Corn futures are 2 to 2.5 cents lower this morning. If the weakness holds through the day it will mark the seventh consecutive session of lower closes. December futures are near the $4.00 level while the September contract has already dipped below $4.00. The highest early July crop rating since 1999 at 75% good to excellent and forecasts for favorable weather as the crop moves into pollination are pressuring the market. USDA will update supply/demand projections for the U.S. and world on Friday. Trade is likely already discounting U.S. yield higher than USDA’s 165.3 b/a, but could see some short covering ahead of the report. September corn is 1.75 cents lower to $3.96/bushel, while December is 2.5 cents lower to $4.0175.

Soybean prices are lower in early trade Wednesday. November futures are at the lowest level since early February. The highest crop rating for early July since 1994 at 72% points to strong yield potential. Weather forecasts call for moderate temperatures and normal to above normal precipitation for the next two weeks. The chart gap above the market near $11.30 for the November contract is a near-term resistance level while the Jan 2014 low at $10.88 is support. Argentina’s Rosario Exchange upped their forecast for Argentine production fractionally to 55.7 mmt vs. USDA at 54 mmt. USDA is expected to boost the U.S. 2014/15 ending stocks projection to 415 to 420 million bushels, up from 325 million from last month. August soybeans are down 11 cents to $12.375/bushel, and November is 6.25 cents lower to $11.10. August soyoil is 0.29 cents lower to 37.57 cents/pound, while August soymeal is $1.0 lower to $400.9/ton.

Wheat futures are 3 to 4 cents lower in early action on Wednesday. Nearby futures have fallen to the lowest level in nearly four years. Winter wheat harvest, favorable spring wheat prospects in the U.S. and uncertain export demand are weighing on the market. Weakness in corn and other gains is also a negative factor. On Friday USDA will issue their first spring and durum wheat production estimates of the season and update winter wheat production as well. USDA is expected to lower winter wheat production, with but spring wheat production at 536 million bushels and durum at 60 million (trade averages), total wheat production would edge up 27 million from USDA’s June estimate to 1.969 billion. The increase in production would also boost the ending stocks projection from last month. September CBOT wheat futures are 3.5 cents lower to $5.5275 bushel, September KCBT wheat futures are 4.5 cents lower to $6.5975 and September MWE futures are 3.5 cents lower at $6.535.

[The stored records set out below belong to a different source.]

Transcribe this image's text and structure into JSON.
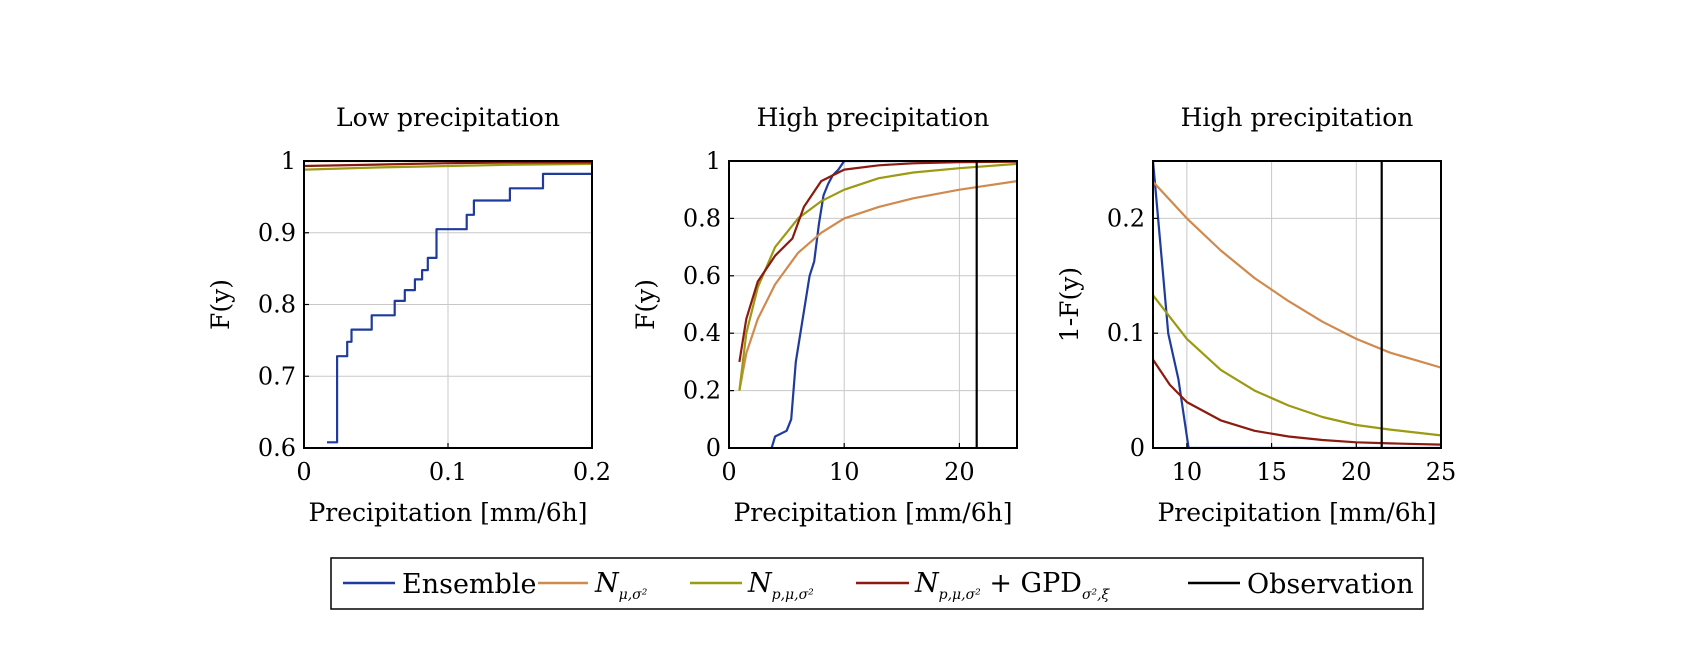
{
  "legend": {
    "items": [
      {
        "key": "ensemble",
        "label": "Ensemble",
        "color": "#1f3b9c"
      },
      {
        "key": "n_mu_sigma",
        "label": "N",
        "subscript": "μ,σ²",
        "color": "#d08a4e"
      },
      {
        "key": "n_p_mu_sigma",
        "label": "N",
        "subscript": "p,μ,σ²",
        "color": "#9c9a12"
      },
      {
        "key": "n_p_mu_sigma_gpd",
        "label": "N",
        "subscript": "p,μ,σ²",
        "suffix": " + GPD",
        "suffix_sub": "σ²,ξ",
        "color": "#8b1a10"
      },
      {
        "key": "observation",
        "label": "Observation",
        "color": "#000000"
      }
    ]
  },
  "chart_data": [
    {
      "type": "line",
      "title": "Low precipitation",
      "xlabel": "Precipitation [mm/6h]",
      "ylabel": "F(y)",
      "xlim": [
        0,
        0.2
      ],
      "ylim": [
        0.6,
        1.0
      ],
      "xticks": [
        0,
        0.1,
        0.2
      ],
      "xtick_labels": [
        "0",
        "0.1",
        "0.2"
      ],
      "yticks": [
        0.6,
        0.7,
        0.8,
        0.9,
        1.0
      ],
      "ytick_labels": [
        "0.6",
        "0.7",
        "0.8",
        "0.9",
        "1"
      ],
      "grid": true,
      "series": [
        {
          "key": "ensemble",
          "step": true,
          "x": [
            0.016,
            0.023,
            0.03,
            0.033,
            0.047,
            0.063,
            0.07,
            0.077,
            0.082,
            0.086,
            0.092,
            0.113,
            0.118,
            0.143,
            0.166,
            0.2
          ],
          "y": [
            0.608,
            0.728,
            0.748,
            0.765,
            0.785,
            0.805,
            0.82,
            0.835,
            0.848,
            0.865,
            0.905,
            0.925,
            0.945,
            0.962,
            0.982,
            0.982
          ]
        },
        {
          "key": "n_mu_sigma",
          "x": [
            0,
            0.2
          ],
          "y": [
            1.0,
            1.0
          ]
        },
        {
          "key": "n_p_mu_sigma",
          "x": [
            0,
            0.05,
            0.1,
            0.15,
            0.2
          ],
          "y": [
            0.988,
            0.991,
            0.993,
            0.995,
            0.996
          ]
        },
        {
          "key": "n_p_mu_sigma_gpd",
          "x": [
            0,
            0.05,
            0.1,
            0.15,
            0.2
          ],
          "y": [
            0.993,
            0.995,
            0.997,
            0.998,
            0.998
          ]
        }
      ]
    },
    {
      "type": "line",
      "title": "High precipitation",
      "xlabel": "Precipitation [mm/6h]",
      "ylabel": "F(y)",
      "xlim": [
        0,
        25
      ],
      "ylim": [
        0,
        1.0
      ],
      "xticks": [
        0,
        10,
        20
      ],
      "xtick_labels": [
        "0",
        "10",
        "20"
      ],
      "yticks": [
        0,
        0.2,
        0.4,
        0.6,
        0.8,
        1.0
      ],
      "ytick_labels": [
        "0",
        "0.2",
        "0.4",
        "0.6",
        "0.8",
        "1"
      ],
      "grid": true,
      "series": [
        {
          "key": "ensemble",
          "x": [
            3.7,
            4.0,
            5.0,
            5.4,
            5.8,
            6.2,
            6.6,
            7.0,
            7.4,
            7.8,
            8.2,
            8.6,
            9.0,
            9.5,
            10.0,
            25
          ],
          "y": [
            0.0,
            0.04,
            0.06,
            0.1,
            0.3,
            0.4,
            0.5,
            0.6,
            0.65,
            0.78,
            0.88,
            0.92,
            0.95,
            0.97,
            1.0,
            1.0
          ]
        },
        {
          "key": "n_mu_sigma",
          "x": [
            0.9,
            1.5,
            2.5,
            4,
            6,
            8,
            10,
            13,
            16,
            20,
            25
          ],
          "y": [
            0.2,
            0.33,
            0.45,
            0.57,
            0.68,
            0.75,
            0.8,
            0.84,
            0.87,
            0.9,
            0.93
          ]
        },
        {
          "key": "n_p_mu_sigma",
          "x": [
            0.9,
            1.5,
            2.5,
            4,
            6,
            8,
            10,
            13,
            16,
            20,
            25
          ],
          "y": [
            0.2,
            0.4,
            0.56,
            0.7,
            0.8,
            0.86,
            0.9,
            0.94,
            0.96,
            0.975,
            0.99
          ]
        },
        {
          "key": "n_p_mu_sigma_gpd",
          "x": [
            0.9,
            1.5,
            2.5,
            4,
            5.5,
            6.5,
            8,
            10,
            13,
            16,
            20,
            25
          ],
          "y": [
            0.3,
            0.45,
            0.58,
            0.67,
            0.73,
            0.84,
            0.93,
            0.97,
            0.985,
            0.992,
            0.996,
            0.998
          ]
        },
        {
          "key": "observation",
          "vertical": true,
          "x": [
            21.5,
            21.5
          ],
          "y": [
            0,
            1.0
          ]
        }
      ]
    },
    {
      "type": "line",
      "title": "High precipitation",
      "xlabel": "Precipitation [mm/6h]",
      "ylabel": "1-F(y)",
      "xlim": [
        8,
        25
      ],
      "ylim": [
        0,
        0.25
      ],
      "xticks": [
        10,
        15,
        20,
        25
      ],
      "xtick_labels": [
        "10",
        "15",
        "20",
        "25"
      ],
      "yticks": [
        0,
        0.1,
        0.2
      ],
      "ytick_labels": [
        "0",
        "0.1",
        "0.2"
      ],
      "grid": true,
      "series": [
        {
          "key": "ensemble",
          "x": [
            8.0,
            8.3,
            8.6,
            8.9,
            9.2,
            9.5,
            9.7,
            9.9,
            10.1,
            25
          ],
          "y": [
            0.25,
            0.2,
            0.15,
            0.1,
            0.08,
            0.06,
            0.04,
            0.02,
            0.0,
            0.0
          ]
        },
        {
          "key": "n_mu_sigma",
          "x": [
            8,
            10,
            12,
            14,
            16,
            18,
            20,
            22,
            25
          ],
          "y": [
            0.232,
            0.2,
            0.172,
            0.148,
            0.128,
            0.11,
            0.095,
            0.083,
            0.07
          ]
        },
        {
          "key": "n_p_mu_sigma",
          "x": [
            8,
            10,
            12,
            14,
            16,
            18,
            20,
            22,
            25
          ],
          "y": [
            0.133,
            0.095,
            0.068,
            0.05,
            0.037,
            0.027,
            0.02,
            0.016,
            0.011
          ]
        },
        {
          "key": "n_p_mu_sigma_gpd",
          "x": [
            8,
            9,
            10,
            12,
            14,
            16,
            18,
            20,
            22,
            25
          ],
          "y": [
            0.077,
            0.055,
            0.04,
            0.024,
            0.015,
            0.01,
            0.007,
            0.005,
            0.004,
            0.003
          ]
        },
        {
          "key": "observation",
          "vertical": true,
          "x": [
            21.5,
            21.5
          ],
          "y": [
            0,
            0.25
          ]
        }
      ]
    }
  ]
}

Cattle futures are higher on Wednesday. After a one and a half day pullback, futures are rebounding. Higher beef prices seem to be providing underlying support. Beef prices continue to march higher reaching new all-time highs again on Tuesday. On Tuesday afternoon the Choice cutout was $1.80 higher at $249.98. However, the trade remains nervous that high prices will begin to throttle beef demand, particularly as summer progress - a time when beef demand tends to slow. The trade is waiting to see how the cash market responds to a higher supply of market-ready cattle this week. August cattle are 1.07 cents higher to 154.60 cents/pound while December is 0.60 cents higher to 155.95 cents. Meanwhile, August feeder cattle are 1.40 cents higher to 217.30 cents/pound.

Hog futures are edging higher early on Wednesday, attempting a comeback from Tuesday’s setback. The national average base price on Tuesday was $1.60 higher to $130.06. The cutout was 19 cents higher to $134.33. Hog slaughter so far this week is estimated at 790,000 head, down 22,000 from last week and 18,000 from a year ago. Gains in cattle futures are supportive to hogs. August futures are testing the most recent reaction low at 129.50 cents/pound. If that level fails, next support is the mid-June low at 126.00. August hog futures are up 0.25 cents at 130.10 cents/pound and December is up 0.25 cents to 104.50 cents.

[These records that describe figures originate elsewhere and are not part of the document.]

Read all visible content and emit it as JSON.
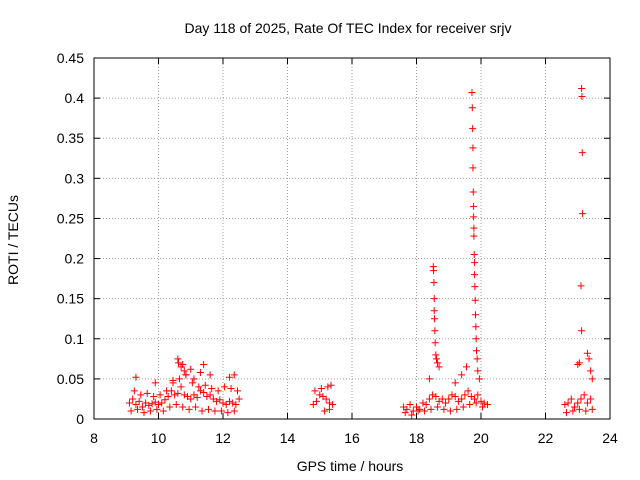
{
  "chart_data": {
    "type": "scatter",
    "title": "Day 118 of 2025, Rate Of TEC Index for receiver srjv",
    "xlabel": "GPS time / hours",
    "ylabel": "ROTI / TECUs",
    "xlim": [
      8,
      24
    ],
    "ylim": [
      0,
      0.45
    ],
    "xticks": [
      8,
      10,
      12,
      14,
      16,
      18,
      20,
      22,
      24
    ],
    "yticks": [
      0,
      0.05,
      0.1,
      0.15,
      0.2,
      0.25,
      0.3,
      0.35,
      0.4,
      0.45
    ],
    "ytick_labels": [
      "0",
      "0.05",
      "0.1",
      "0.15",
      "0.2",
      "0.25",
      "0.3",
      "0.35",
      "0.4",
      "0.45"
    ],
    "grid": true,
    "marker": "+",
    "color": "#ff0000",
    "series": [
      {
        "name": "ROTI",
        "x": [
          9.1,
          9.2,
          9.3,
          9.4,
          9.5,
          9.6,
          9.7,
          9.8,
          9.9,
          10.0,
          10.1,
          10.2,
          10.3,
          10.4,
          10.5,
          10.6,
          10.7,
          10.8,
          10.9,
          11.0,
          11.1,
          11.2,
          11.3,
          11.4,
          11.5,
          11.6,
          11.7,
          11.8,
          11.9,
          12.0,
          12.1,
          12.2,
          12.3,
          12.4,
          12.5,
          9.15,
          9.35,
          9.55,
          9.75,
          9.95,
          10.15,
          10.35,
          10.55,
          10.75,
          10.95,
          11.15,
          11.35,
          11.55,
          11.75,
          11.95,
          12.15,
          12.35,
          9.25,
          9.45,
          9.65,
          9.85,
          10.05,
          10.25,
          10.45,
          10.65,
          10.85,
          11.05,
          11.25,
          11.45,
          11.65,
          11.85,
          12.05,
          12.25,
          12.45,
          10.6,
          10.62,
          10.7,
          10.75,
          10.8,
          10.85,
          11.0,
          11.1,
          11.3,
          11.4,
          11.6,
          12.2,
          12.35,
          9.3,
          9.9,
          10.45,
          14.8,
          14.9,
          15.0,
          15.1,
          15.2,
          15.3,
          15.4,
          14.85,
          15.05,
          15.25,
          15.35,
          15.15,
          15.3,
          17.6,
          17.7,
          17.8,
          17.9,
          18.0,
          18.1,
          18.2,
          18.3,
          18.4,
          18.5,
          18.6,
          18.7,
          18.8,
          18.9,
          19.0,
          19.1,
          19.2,
          19.3,
          19.4,
          19.5,
          19.6,
          19.7,
          19.8,
          19.9,
          20.0,
          20.1,
          20.2,
          17.65,
          17.85,
          18.05,
          18.25,
          18.45,
          18.65,
          18.85,
          19.05,
          19.25,
          19.45,
          19.65,
          19.85,
          20.05,
          18.52,
          18.53,
          18.54,
          18.55,
          18.55,
          18.56,
          18.57,
          18.58,
          18.6,
          18.62,
          18.65,
          18.7,
          18.4,
          19.2,
          19.4,
          19.55,
          19.72,
          19.73,
          19.74,
          19.75,
          19.75,
          19.76,
          19.77,
          19.77,
          19.78,
          19.78,
          19.79,
          19.8,
          19.8,
          19.81,
          19.82,
          19.83,
          19.84,
          19.85,
          19.86,
          19.88,
          19.9,
          19.95,
          22.6,
          22.7,
          22.8,
          22.9,
          23.0,
          23.1,
          23.2,
          23.3,
          23.4,
          22.65,
          22.85,
          23.05,
          23.25,
          23.45,
          23.12,
          23.13,
          23.14,
          23.15,
          23.1,
          23.12,
          23.05,
          23.0,
          23.3,
          23.35,
          23.4,
          23.45
        ],
        "y": [
          0.02,
          0.025,
          0.018,
          0.022,
          0.015,
          0.02,
          0.017,
          0.019,
          0.021,
          0.018,
          0.02,
          0.024,
          0.028,
          0.035,
          0.03,
          0.032,
          0.04,
          0.03,
          0.028,
          0.025,
          0.03,
          0.027,
          0.035,
          0.033,
          0.028,
          0.03,
          0.025,
          0.022,
          0.024,
          0.02,
          0.018,
          0.022,
          0.02,
          0.018,
          0.025,
          0.01,
          0.012,
          0.008,
          0.01,
          0.012,
          0.01,
          0.015,
          0.018,
          0.015,
          0.012,
          0.015,
          0.01,
          0.012,
          0.01,
          0.01,
          0.008,
          0.01,
          0.035,
          0.03,
          0.032,
          0.028,
          0.03,
          0.035,
          0.045,
          0.05,
          0.055,
          0.045,
          0.04,
          0.042,
          0.038,
          0.035,
          0.04,
          0.038,
          0.035,
          0.075,
          0.07,
          0.065,
          0.068,
          0.06,
          0.055,
          0.062,
          0.05,
          0.058,
          0.068,
          0.055,
          0.052,
          0.055,
          0.052,
          0.045,
          0.048,
          0.018,
          0.022,
          0.03,
          0.028,
          0.025,
          0.02,
          0.018,
          0.035,
          0.038,
          0.04,
          0.042,
          0.01,
          0.012,
          0.015,
          0.012,
          0.018,
          0.01,
          0.015,
          0.012,
          0.02,
          0.018,
          0.025,
          0.03,
          0.028,
          0.022,
          0.025,
          0.02,
          0.025,
          0.03,
          0.028,
          0.022,
          0.025,
          0.03,
          0.035,
          0.028,
          0.025,
          0.03,
          0.022,
          0.02,
          0.018,
          0.008,
          0.005,
          0.01,
          0.01,
          0.012,
          0.015,
          0.012,
          0.01,
          0.012,
          0.015,
          0.018,
          0.02,
          0.015,
          0.19,
          0.185,
          0.17,
          0.15,
          0.135,
          0.125,
          0.11,
          0.095,
          0.08,
          0.075,
          0.07,
          0.065,
          0.05,
          0.045,
          0.055,
          0.065,
          0.407,
          0.388,
          0.362,
          0.338,
          0.313,
          0.283,
          0.265,
          0.252,
          0.238,
          0.228,
          0.205,
          0.195,
          0.18,
          0.165,
          0.148,
          0.13,
          0.115,
          0.1,
          0.085,
          0.075,
          0.06,
          0.05,
          0.018,
          0.02,
          0.025,
          0.015,
          0.02,
          0.025,
          0.03,
          0.02,
          0.025,
          0.008,
          0.01,
          0.012,
          0.01,
          0.012,
          0.412,
          0.402,
          0.332,
          0.256,
          0.166,
          0.11,
          0.07,
          0.068,
          0.082,
          0.075,
          0.06,
          0.05
        ]
      }
    ]
  }
}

Futures are slightly higher on Wednesday as the December cotton futures contract attempts to hold above the 70 cent mark. Futures have plunged 6 cents in two weeks as crop prospects in the U.S. have continued to improve, particularly in Texas and the southern Plains. Weather forecasts continue to look favorable, but futures are deeply oversold after the sharp decline over the past two weeks. Futures are due to at least consolidate. December cotton is 0.53 cents higher at 70.63 cents per pound.